File Uploads in Firefox 3.5

June 27th, 2009

Apparently, improved developer control of browser-native file uploads, something I wishlisted back in 2007, is going to be available in the upcoming Firefox 3.5.

RSS: Error-prone

June 24th, 2009

I subscribe to only about a dozen RSS or Atom feeds, but more than half of them suffer from one problem or another.

  • Intermittently dumping a dozen duplicate posts.
  • Dumping a dozen duplicate posts on every refresh.
  • Duplicating the most recent post on every refresh.
  • Double-escaping HTML entities, so I see “, ”, … and such like in post names.
  • XML syntax errors causing total feed outage until some improperly encoded post drops off the feed.
  • <pre> code snippets that have lost their formatting.
  • And, of course, the occasional snippet of HTML that doesn't work as intended when removed from the context of the original HTML document and embedded in RSS.

I often have to search for Pipes to get a useful feed, which is a consequence of the way RSS specifies only a data format, not an obligation on producers, an architectural flaw I've discussed before.

But quite aside from this, it seems that a significant proportion of feeds aren't implemented properly.

Obviously we can blame developers for bugs, but the design of RSS may well be a contributing factor. The process of encapsulating HTML fragments in XML is not as straightforward as it looks. The requirement for a unique ID for each post at first glance does not look onerous. But does the ID correspond to the specific version of a post? Or does it correspond to the current version, however it may have changed since it was first published?

RSS may be useful, but it should also just work, and it doesn't. Developers and standardistas alike should start thinking why.

Sample Code for Employers

June 10th, 2009

If you are looking for a job programming, you need to demonstrate to a potential employer that more than anything else, you will be profitable. In terms of programming, profitable code is robust, is produced quickly, is readable, understandable and maintainable by the rest of the team, and depending on the job you're applying for, may have to be secure or efficient too.

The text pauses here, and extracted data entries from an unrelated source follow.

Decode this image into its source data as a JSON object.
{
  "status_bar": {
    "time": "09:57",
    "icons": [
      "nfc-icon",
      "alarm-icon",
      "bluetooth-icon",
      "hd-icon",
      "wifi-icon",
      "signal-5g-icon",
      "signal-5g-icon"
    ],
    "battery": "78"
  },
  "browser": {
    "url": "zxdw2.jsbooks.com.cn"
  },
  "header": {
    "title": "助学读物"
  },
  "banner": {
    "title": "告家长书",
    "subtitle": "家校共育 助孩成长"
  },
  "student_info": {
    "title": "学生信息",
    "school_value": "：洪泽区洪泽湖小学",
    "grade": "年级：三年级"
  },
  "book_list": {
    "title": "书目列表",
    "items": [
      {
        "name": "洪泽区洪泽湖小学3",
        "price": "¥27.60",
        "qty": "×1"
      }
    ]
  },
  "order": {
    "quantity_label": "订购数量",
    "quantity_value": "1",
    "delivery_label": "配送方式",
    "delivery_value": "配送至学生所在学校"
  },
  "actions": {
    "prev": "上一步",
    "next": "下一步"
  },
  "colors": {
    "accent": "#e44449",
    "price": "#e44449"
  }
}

As an employer I consider it vital to see a sample of a developer's code before employing them - it's the most reliable way of assessing how competent a candidate. The standard of code I've encountered from candidates over the past few weeks was generally weak. If you want to stand out, you may be interested in a few tips. I've tried to put these in order of importance.

  1. Submit only your own code If you worked on the code with anyone else, it's worthless to me.
  2. Submit your best code If you have more than one project, submit the best. I'm liable to judge you on the worst. The most recent code you've written is normally the best, assuming your programming skills have improved over time.
  3. Make it easy to run the code I can't run most of the code I receive. Maybe it runs, but generally it's not clear how I get it running (web applications are generally hard to run). I am interested most in the code itself, not seeing the program run, but it's a big bonus if I can run it. So why not include an INSTALL file documenting the process. For web applications, you could include database dumps with sample data, or swap your application onto SQLite and include the database file. But an even easier way is just to get it hosted somewhere and send a link.
  4. Submit code that does something interesting A lot of code is either boilerplate or performs very common tasks. For example, a web application that takes input from a user, puts it into a database, retrieves data from a database, and outputs it into a page is the most simple web application it's possible to write. It's covered step-by-step in any web programming textbook. If that's all the application does, it had better be pretty dazzlingly tidy code. But I prefer to see code that is outside the scope of textbooks.
  5. Use plenty of third-party libraries The more libraries I see neatly integrated into your software, the more efficient you look as a programmer. There can be reasons to re-invent the wheel in practice, such as to overcome license restrictions, but when you're submitting sample code to employers it makes you look inefficient. Moreover when I see code draw on more and more appropriate libraries (or web APIs, or data sets) it also means that you know what's available and you're thinking about how to combine them creatively. (Incidentally, if you bundle third-party code with the source you supply, put it in a directory called "lib" or something so that I can see to ignore it.)
  6. Write good HTML. I'm less tolerant of bad HTML than a web browser is. I'm not going to pass or fail you purely for HTML that's not standards compliant because it's enormously widespread, relatively low-impact, and fairly easy to teach - but you're applying for a job writing software that outputs in a well-defined language. It comes across better if you're actually outputting in that language, and not some misinterpretation of it. It begs the question, would you do that for any other data format or protocol? Anyway, bad HTML breeds bugs.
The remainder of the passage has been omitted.